Paul Mellon Professor in the History of Art

Yale University

Tim Barringer is Paul Mellon Professor of the History of Art. He specializes in the eighteenth-, nineteenth- and twentieth-century art of Britain and the British Empire, nineteenth-century American and German art and museum studies. Following positions at the Victoria and Albert Museum, the Universities of London and Birmingham in Great Britain, he came to Yale in 1998. His books include Reading the Pre-Raphaelites (Yale, 1998), Men at Work: Art and Labour in Victorian Britain (Yale, 2005), Opulence and Anxiety (2007), catalogue for an exhibition at Compton Verney, and Before and After Modernism (Central St Martins, 2010).

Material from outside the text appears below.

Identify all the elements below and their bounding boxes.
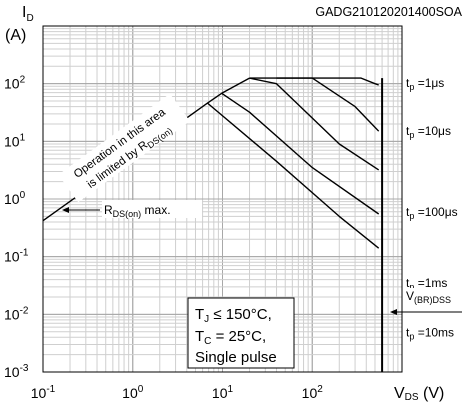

Barringer was curator with Andrew Wilton, American Sublime: Landscape Painting in the United States, 1825-1880 (London: Tate, 2002). With Gillian Forrester and Barbaro Martinez-Ruiz, he co-curated Art and Emancipation in Jamaica: Isaac Mendes Belisario and his Worlds (Yale, 2007). The accompanying book was awarded the Alfred Barr Prize of the College Art Association. With Alison Smith and Jason Rosenfeld be curated Pre-Raphaelites: Victorian Avant-Garde at Tate Britain, London; National Gallery of Art, Washington DC; Pushkin Museum, Moscow; Mori Arts Center, Toyko, and Palazzo Chiablese, Turin. He is curator of Pastures Green and Dark, Satanic Mills, an exhibition of landscape painting from the National Museum of Wales, which will tour to four US museums in 2015-16.